What is it then that the country was saying thus simultaneously? Everywhere you find the same ideas and the same expressions, so that beneath the unity of the judicature you discover the unity of the nation: and through this multiplicity of old institutions, of local customs, of provincial privileges, of different usages, which seemed to sever France into so many different peoples, each living a separate life, you discern one of the nations of the earth in which the greatest degree of similarity subsists between man and man. This movement of the Parliaments, at once multiple and uniform, attacking like a crowd, striking like a single arm,—this judicial insurrection was more dangerous to the Government than all other insurrections, even military revolt; because it turned against the Government that regular, civil, and moral power which is the habitual instrument of authority. The strength of an army may coerce for a day, but the constant defence of Governments lies in courts of justice. Another striking point in this resistance of the judicial bodies, was not so much the mischief they themselves did to the Government, as that which they allowed to be done to it by others. They established, for instance, the worst form of liberty of the press: that, namely, which springs not from a right, but from the non-execution of the laws. They introduced, too, the right of holding promiscuous meetings, so that the different members of each Order and the Orders themselves could remove for a time the barrier which divided them, and concert a common course of action.

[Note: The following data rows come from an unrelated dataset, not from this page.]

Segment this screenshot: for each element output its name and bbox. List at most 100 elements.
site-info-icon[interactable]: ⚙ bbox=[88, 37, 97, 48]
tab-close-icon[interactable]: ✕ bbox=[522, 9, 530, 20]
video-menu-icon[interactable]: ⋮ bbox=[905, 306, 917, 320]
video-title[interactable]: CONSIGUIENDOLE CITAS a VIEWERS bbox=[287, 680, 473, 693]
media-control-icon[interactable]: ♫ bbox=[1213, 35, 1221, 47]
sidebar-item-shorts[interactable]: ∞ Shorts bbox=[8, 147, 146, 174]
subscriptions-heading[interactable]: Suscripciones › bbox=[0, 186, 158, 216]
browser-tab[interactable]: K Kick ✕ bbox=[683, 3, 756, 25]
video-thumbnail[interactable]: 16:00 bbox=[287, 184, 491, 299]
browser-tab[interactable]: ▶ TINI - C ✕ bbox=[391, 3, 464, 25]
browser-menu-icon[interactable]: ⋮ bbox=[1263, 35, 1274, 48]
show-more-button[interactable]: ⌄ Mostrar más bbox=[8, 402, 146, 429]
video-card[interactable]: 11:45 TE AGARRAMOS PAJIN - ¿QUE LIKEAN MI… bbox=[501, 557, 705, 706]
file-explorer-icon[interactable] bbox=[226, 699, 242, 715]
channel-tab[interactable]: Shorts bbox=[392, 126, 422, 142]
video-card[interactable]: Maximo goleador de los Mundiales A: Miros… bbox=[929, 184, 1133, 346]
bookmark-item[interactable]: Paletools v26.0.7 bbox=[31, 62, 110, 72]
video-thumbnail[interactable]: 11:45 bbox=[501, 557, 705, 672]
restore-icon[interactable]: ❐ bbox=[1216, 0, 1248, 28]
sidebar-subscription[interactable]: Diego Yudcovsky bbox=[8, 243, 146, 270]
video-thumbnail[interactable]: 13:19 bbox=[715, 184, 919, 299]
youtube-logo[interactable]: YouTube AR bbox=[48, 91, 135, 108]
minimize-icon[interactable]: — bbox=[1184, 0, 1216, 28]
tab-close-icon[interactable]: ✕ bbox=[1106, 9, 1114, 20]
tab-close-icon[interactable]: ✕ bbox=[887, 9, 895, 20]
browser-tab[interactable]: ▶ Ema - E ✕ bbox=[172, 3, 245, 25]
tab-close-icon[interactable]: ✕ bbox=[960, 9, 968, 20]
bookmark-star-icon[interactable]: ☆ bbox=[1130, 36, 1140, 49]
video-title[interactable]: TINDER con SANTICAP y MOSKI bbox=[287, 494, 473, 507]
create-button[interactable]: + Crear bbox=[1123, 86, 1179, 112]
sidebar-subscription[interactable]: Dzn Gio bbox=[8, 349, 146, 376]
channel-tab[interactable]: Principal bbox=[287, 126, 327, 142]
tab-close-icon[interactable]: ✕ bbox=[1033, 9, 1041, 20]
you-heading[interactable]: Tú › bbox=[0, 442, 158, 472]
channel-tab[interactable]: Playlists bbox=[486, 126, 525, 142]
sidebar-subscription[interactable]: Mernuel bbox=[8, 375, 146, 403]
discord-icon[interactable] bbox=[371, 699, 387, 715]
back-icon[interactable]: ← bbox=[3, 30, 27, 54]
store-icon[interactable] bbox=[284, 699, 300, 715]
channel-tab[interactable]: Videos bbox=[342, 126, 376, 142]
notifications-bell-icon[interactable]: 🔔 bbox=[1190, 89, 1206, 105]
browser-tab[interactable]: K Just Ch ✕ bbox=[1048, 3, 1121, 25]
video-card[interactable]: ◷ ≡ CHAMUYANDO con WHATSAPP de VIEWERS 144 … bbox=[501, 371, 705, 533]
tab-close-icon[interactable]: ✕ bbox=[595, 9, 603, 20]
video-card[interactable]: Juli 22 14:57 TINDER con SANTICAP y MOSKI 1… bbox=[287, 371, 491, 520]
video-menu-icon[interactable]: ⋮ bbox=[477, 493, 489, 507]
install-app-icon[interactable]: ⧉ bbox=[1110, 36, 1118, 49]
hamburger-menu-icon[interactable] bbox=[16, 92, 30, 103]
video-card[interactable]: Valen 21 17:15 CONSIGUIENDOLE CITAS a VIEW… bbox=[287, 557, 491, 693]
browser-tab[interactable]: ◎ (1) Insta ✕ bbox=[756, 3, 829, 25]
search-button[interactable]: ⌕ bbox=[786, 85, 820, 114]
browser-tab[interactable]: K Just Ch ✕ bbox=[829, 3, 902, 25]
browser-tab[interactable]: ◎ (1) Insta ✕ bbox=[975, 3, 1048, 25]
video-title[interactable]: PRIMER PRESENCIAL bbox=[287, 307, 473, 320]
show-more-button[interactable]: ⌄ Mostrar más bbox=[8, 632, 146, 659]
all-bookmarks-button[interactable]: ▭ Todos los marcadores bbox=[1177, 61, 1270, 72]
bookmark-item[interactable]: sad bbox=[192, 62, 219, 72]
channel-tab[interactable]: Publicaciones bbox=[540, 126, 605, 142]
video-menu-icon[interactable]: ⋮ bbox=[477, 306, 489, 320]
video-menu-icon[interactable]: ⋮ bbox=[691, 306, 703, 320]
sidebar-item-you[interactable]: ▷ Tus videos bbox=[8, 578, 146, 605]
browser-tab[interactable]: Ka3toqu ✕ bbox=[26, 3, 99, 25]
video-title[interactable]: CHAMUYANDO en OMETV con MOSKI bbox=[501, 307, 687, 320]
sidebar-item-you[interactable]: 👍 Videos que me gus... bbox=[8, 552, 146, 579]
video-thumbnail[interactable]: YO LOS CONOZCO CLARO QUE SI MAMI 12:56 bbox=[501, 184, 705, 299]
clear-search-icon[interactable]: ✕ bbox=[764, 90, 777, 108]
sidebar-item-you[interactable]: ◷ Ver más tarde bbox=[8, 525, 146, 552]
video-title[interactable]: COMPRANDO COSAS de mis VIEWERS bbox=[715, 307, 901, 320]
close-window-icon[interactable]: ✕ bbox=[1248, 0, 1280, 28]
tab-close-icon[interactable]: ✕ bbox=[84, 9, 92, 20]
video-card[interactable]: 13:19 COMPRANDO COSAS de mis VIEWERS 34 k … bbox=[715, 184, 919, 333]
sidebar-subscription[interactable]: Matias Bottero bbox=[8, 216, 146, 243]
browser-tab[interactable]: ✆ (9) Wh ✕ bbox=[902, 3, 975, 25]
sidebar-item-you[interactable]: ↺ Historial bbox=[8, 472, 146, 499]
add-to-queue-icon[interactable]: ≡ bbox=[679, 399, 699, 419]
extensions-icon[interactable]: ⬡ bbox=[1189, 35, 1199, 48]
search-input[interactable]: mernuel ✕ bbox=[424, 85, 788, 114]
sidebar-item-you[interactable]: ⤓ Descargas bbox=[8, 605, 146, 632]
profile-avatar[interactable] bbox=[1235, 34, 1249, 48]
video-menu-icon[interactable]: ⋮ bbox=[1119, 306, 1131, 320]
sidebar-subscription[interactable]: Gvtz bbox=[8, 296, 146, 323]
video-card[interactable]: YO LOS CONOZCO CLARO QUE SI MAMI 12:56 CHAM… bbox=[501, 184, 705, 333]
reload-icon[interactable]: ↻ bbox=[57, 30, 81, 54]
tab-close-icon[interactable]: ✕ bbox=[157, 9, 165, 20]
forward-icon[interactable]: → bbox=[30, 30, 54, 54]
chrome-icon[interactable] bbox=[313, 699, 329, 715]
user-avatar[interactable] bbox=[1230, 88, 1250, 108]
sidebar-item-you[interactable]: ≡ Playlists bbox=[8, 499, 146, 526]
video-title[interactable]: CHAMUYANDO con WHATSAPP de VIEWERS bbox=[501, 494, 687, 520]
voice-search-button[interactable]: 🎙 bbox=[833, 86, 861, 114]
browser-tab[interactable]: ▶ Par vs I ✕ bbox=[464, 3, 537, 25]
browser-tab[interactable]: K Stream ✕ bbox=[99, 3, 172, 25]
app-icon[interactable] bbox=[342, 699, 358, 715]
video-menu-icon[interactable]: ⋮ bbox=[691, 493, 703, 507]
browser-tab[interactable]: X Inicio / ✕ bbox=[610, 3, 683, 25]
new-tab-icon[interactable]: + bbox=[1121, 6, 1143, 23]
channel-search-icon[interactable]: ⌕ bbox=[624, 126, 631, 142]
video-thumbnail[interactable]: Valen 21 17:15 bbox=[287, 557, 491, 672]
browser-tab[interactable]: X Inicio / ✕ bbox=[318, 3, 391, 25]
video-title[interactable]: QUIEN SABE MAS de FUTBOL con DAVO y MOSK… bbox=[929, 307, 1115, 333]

Thus it was that all the Orders in each province engaged gradually in the struggle, but not all at the same time or in the same manner. The nobility were the first and boldest champions in that contest against the absolute powers of the King.[115] It was in the place of the aristocracy that absolute government had taken root: they were the first to be humbled and annoyed by some obscure agent of the central power, who, under the name of an Intendant, was sent perpetually to regulate and transact behind their backs the smallest local affairs: they had produced not a few of the writers who had protested with the greatest energy against despotism; free institutions and the new opinions had almost everywhere found in the nobles their chief supporters. Independently of their own grievances, they were carried away by the common passion which had become universal, as is demonstrated by the nature of their attacks. Their complaint was not that their peculiar privileges had been violated, but that the common law of the realm had been trampled under foot, the provincial Estates abolished, the States-General interrupted, the nation treated like a minor, and the country deprived of the management of its own affairs.